De retour chez moi, j’ai hâte d’organiser mon escapade à Fronsac. Ces conversations avec Malo ont accentué cette force invisible qui m’oppresse et m’oblige à poursuivre mes investigations. J’attrape mon bloc-notes qui traine sur la table en formica qui me sert tout autant de table à manger que de bureau et je dresse la liste de tout ce que je dois faire :
· Téléphoner aux parents pour leur expliquer pourquoi je ne rentrerai pas à la maison pour les vacances de la Toussaint
· Réserver le train pour Libourne ou, si trop cher, voir pour un plan co-voiturage
· Résoudre le problème du trajet Libourne - Fronsac
· Trouver et réserver une nuit d’hôtel à Fronsac
· Commencer sac de voyage
J’ignore pourquoi j’ai l’estomac noué mais je ne pourrai rien absorber ce soir, je vais pouvoir m’occuper tout de suite de ce planning.
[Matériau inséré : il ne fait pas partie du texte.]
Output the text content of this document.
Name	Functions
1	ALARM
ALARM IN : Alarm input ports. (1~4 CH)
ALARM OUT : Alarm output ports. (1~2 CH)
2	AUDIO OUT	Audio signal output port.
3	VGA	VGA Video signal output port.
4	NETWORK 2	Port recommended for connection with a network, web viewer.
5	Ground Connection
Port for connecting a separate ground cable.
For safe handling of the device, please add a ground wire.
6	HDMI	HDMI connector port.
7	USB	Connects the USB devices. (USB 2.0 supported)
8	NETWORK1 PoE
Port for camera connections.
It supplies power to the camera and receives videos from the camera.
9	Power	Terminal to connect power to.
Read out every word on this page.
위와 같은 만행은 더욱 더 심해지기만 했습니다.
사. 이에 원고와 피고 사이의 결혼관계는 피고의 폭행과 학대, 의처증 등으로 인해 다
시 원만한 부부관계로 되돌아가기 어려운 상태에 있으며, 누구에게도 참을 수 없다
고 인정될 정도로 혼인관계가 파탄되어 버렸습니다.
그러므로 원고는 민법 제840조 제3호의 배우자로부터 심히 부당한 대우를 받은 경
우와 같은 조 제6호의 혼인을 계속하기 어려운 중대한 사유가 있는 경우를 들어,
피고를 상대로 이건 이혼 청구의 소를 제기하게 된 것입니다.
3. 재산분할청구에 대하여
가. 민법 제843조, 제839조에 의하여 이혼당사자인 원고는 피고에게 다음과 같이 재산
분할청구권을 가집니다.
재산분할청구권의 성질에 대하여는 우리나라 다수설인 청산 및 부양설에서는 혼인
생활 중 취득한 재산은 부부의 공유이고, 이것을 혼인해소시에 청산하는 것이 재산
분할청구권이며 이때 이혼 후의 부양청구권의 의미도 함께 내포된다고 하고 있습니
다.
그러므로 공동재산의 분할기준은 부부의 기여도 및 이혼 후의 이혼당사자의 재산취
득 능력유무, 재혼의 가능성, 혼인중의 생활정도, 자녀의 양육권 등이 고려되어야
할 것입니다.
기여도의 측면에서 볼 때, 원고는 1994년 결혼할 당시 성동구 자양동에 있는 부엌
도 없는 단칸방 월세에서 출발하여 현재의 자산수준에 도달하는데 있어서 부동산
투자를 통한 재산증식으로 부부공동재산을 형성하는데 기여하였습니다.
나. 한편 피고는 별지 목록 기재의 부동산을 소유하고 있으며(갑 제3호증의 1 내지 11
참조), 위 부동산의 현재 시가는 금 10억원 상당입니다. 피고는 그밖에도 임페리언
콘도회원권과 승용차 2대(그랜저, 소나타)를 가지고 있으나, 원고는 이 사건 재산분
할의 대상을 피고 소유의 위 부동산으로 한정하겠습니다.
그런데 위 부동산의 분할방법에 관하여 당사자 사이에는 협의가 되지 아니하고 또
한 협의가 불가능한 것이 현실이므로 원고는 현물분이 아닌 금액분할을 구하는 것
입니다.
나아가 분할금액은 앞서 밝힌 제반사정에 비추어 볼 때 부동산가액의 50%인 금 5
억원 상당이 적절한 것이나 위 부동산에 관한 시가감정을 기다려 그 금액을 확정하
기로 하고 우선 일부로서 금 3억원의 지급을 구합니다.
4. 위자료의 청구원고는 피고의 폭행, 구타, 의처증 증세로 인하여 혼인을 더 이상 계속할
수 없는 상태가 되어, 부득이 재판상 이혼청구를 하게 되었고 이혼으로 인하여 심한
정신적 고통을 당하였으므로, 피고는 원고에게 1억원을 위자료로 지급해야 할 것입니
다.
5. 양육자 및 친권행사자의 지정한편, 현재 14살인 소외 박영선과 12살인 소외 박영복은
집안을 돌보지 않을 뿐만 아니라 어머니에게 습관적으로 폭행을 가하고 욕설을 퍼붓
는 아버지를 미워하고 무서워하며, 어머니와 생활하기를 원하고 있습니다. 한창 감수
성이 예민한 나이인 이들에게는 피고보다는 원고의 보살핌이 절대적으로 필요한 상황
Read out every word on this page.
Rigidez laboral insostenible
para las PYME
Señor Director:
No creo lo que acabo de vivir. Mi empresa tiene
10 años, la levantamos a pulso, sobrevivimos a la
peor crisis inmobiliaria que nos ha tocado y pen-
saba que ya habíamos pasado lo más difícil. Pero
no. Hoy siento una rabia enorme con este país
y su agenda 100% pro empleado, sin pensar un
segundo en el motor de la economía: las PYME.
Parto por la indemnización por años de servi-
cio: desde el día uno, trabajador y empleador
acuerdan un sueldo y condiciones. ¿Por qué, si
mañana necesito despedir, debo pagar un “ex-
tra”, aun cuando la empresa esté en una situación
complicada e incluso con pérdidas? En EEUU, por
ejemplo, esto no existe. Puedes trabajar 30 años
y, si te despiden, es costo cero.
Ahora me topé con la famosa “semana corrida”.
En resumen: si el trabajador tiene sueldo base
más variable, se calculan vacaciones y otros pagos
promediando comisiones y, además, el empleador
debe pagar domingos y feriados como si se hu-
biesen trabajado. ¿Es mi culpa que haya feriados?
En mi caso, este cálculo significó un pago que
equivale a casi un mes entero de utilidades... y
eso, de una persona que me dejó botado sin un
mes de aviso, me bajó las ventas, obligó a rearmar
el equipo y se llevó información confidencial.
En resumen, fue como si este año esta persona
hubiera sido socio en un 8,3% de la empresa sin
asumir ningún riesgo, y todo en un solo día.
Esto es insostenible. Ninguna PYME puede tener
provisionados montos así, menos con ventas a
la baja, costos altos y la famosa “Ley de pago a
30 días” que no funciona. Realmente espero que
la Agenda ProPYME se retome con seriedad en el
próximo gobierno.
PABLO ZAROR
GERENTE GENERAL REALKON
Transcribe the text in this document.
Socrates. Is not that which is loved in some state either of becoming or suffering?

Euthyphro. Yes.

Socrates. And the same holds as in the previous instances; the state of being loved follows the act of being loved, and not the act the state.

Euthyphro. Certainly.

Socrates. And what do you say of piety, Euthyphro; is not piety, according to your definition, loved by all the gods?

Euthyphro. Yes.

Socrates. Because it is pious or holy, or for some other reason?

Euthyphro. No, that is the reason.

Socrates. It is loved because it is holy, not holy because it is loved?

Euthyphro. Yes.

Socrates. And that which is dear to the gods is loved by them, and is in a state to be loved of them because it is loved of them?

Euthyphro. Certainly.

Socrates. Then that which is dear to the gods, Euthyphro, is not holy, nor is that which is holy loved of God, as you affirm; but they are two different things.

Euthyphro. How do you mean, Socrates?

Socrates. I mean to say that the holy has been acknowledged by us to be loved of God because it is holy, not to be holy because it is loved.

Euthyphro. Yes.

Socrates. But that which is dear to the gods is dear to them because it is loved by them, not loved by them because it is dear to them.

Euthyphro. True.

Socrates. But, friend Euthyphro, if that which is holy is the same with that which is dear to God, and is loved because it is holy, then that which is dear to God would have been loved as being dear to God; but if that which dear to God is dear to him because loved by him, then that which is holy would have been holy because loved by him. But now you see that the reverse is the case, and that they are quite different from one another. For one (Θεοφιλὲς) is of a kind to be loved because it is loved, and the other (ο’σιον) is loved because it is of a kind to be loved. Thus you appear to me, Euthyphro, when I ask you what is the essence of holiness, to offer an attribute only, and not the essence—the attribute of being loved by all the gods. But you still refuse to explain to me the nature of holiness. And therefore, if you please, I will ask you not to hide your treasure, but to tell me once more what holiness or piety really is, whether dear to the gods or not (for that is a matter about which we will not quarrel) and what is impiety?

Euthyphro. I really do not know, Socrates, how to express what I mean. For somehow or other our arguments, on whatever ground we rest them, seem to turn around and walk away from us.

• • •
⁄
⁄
Il est 18 heures, maman doit être devant les fourneaux et papa pas encore rentré de son club de réparation de petits électroménagers. Il s’y rend bénévolement une fois par mois pour rendre service, s’occuper, apprendre des autres bricoleurs et discuter avec ceux qui sont devenus des amis au fil du temps. Leur génération vieillit en parallèle, leurs opinions évoluent, s‘assouplissent, leurs préoccupations se rejoignent, la vie du village et les résultats sportifs y prennent une place prépondérante. Je remets à plus tard le coup de fil où je leur annoncerai que je ne rejoindrai pas le berceau familial pour la Toussaint. Ils seront contents que je coupe un peu le cordon ombilical mais ils resteront perplexes sur le motif.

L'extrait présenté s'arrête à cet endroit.